12 Responses to Fasted Exercise

  1. kitoi says:

    I’ve always exercised before breakfast for as long as I have been into fitness (20+yrs), just made more sense to me. Now with IF in the mix it all comes together.

  2. KK says:

    I too have always exercised on an empty stomach, and in the morning. I couldn’t imagine working out with a belly full of food. Yick.

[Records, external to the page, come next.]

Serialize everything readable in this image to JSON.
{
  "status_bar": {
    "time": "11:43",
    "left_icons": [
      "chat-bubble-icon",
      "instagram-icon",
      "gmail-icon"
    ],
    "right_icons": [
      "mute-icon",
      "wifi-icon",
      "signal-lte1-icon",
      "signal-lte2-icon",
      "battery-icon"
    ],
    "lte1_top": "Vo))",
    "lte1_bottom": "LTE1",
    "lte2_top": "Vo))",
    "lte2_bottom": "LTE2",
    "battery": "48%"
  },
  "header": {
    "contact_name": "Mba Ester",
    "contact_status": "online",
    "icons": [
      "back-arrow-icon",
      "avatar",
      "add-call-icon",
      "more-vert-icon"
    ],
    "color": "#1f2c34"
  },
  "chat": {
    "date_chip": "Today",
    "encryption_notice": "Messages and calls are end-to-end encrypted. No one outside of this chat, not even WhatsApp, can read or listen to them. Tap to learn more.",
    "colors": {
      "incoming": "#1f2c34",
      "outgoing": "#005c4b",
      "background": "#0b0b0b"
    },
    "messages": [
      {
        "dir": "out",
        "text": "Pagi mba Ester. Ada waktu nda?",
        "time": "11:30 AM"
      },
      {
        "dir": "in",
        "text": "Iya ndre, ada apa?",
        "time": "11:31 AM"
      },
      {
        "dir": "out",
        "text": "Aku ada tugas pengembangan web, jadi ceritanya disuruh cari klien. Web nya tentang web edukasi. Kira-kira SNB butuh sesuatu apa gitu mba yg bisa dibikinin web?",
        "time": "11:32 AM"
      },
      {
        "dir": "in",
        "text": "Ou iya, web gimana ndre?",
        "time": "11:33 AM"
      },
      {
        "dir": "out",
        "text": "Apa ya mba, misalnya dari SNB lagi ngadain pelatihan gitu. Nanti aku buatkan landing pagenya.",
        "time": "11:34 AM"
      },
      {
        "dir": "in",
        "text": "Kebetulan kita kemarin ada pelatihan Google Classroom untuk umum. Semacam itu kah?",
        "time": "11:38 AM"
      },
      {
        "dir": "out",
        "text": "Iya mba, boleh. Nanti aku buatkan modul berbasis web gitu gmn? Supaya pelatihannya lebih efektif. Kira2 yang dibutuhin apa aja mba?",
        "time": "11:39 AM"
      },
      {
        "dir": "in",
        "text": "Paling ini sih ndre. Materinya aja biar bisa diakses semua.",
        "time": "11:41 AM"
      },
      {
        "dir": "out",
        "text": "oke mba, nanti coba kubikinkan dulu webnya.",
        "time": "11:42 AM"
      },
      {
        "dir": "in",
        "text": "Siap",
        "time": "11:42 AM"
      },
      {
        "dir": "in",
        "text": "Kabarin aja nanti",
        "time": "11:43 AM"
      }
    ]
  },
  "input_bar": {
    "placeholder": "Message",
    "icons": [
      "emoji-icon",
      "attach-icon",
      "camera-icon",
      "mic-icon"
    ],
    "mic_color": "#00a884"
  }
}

    Johnny- Is there decent/appreciable benefit to only fasting 2 consecutive days per week? I find that on Saturday/Sunday I can easily eat only one meal per day because I’m so busy. (My last meal on Friday around 6 (no later than 7), then dinner only on Sat. & Sun. ) During the week, while I’m at work (sitting at a desk hatching on a keyboard)… I can’t get past the growling stomach and gnawing hunger to hold till lunch. (besides- I worry about bad breath from not eating.. how to come around that?).
    Love your blog!

    • Johnny says:

      Hi KK,

      Thanks for reading the blog.
      Sure there’s benefit from IFing on two consecutive days per week.
      As for bad breath during fasting, are you referring to the “sweet” breath smell one gets while in ketosis?
      Not sure I ever had this problem — at least my wife tells me I don’t — but try drinking a lot of water if you’re concerned.
      I honestly don’t know.
      Maybe breath mints?
      Does anyone else have suggestion?


  3. KK says:

    Thanks for the response, Johnny! As for the breath I was more thinking just kind of that stale/sour breath. I think your suggestion about drinking water, and maybe lemon water even more so, would do the trick and keep things ‘fresh’! Not cool to be hot and lean with stanky breath! lol!!!

    • Stephan says:

      The best thing for bad breath is to rinse your mouth for 30 seconds with hydrogen peroxide (3% solution) and warm water. That’s also the best thing for bleeding or receeding gums, decays and kankers.

  4. Jeff says:

    Thanks for posting that with the link. I would have missed that one.

  5. Audley says:

    I always have some sugarless gum on hand. I’m not crazy about the chemical makeup of most gums, but I only use it when meeting with someone. I tried a”natural” gum, but it didn’t taste good. I do try to drink lots of water, sometimes with lemon, seems to help.
    Due to my work schedule, I sometimes workout only 1-2 hours after breakfast. Last week had a chance to workout 5 hours after breakfast, felt the difference, much better workout with the 5 hour time frame. Will have to re-do the schedule to keep it that way!

  6. Stephen says:

    I have never exercised before breakfast because I usually feel sick and hypoglycemia if I exercise in the morning so I always exercise in the evening but looking at the results of that study it seems like something worth trying. Maybe I can still exercise in the evening but do it before my meal and after several hours since my last meals have elapsed, that could work in the same way as exercizing in the morning on a fasted state, what do you think?

    I have also read that if you exercise for 60 to 120 seconds (yes seconds) before a meal, the meal is more likely to be stored in the muscle cells than in the fat cells.
    I think this is another example of why exercizing on a fasted state is so good for body composition, indeed 60 second of exercise before a meal is still exercizing before eating and entails the same mechanism of triggering muscular uptake of nutritional elements.

    • Sue says:

      I think that’s Ferris’ idea about exercising 60 to 120 seconds before meal and also after – it was posted on Rusty’s site. Someone else had the idea before Ferris. Very interesting. I want to try it before a meal.

  7. Johnny says:

    Exercise stimulates muscle metabolism and nutrient uptake, so exercising before eating makes sense. Exercise is one of the contributors to insulin sensitivity; and the fact that it is ONE OF THE DRIVERS, I don’t bark too much over scheduling my exercise time before eating, but certainly worth paying attention to, especially for those who suffering insulin resistance or displaying its symptoms.

    A balance diet, an avoidance of overeating, maintaining a healthy weight, and intermittent fasting are also great contributors to a healthy insulin mechanism and muscle metabolism.


  8. Maomao says:

    In the past, many people feared going for a morning run with an empty stomach.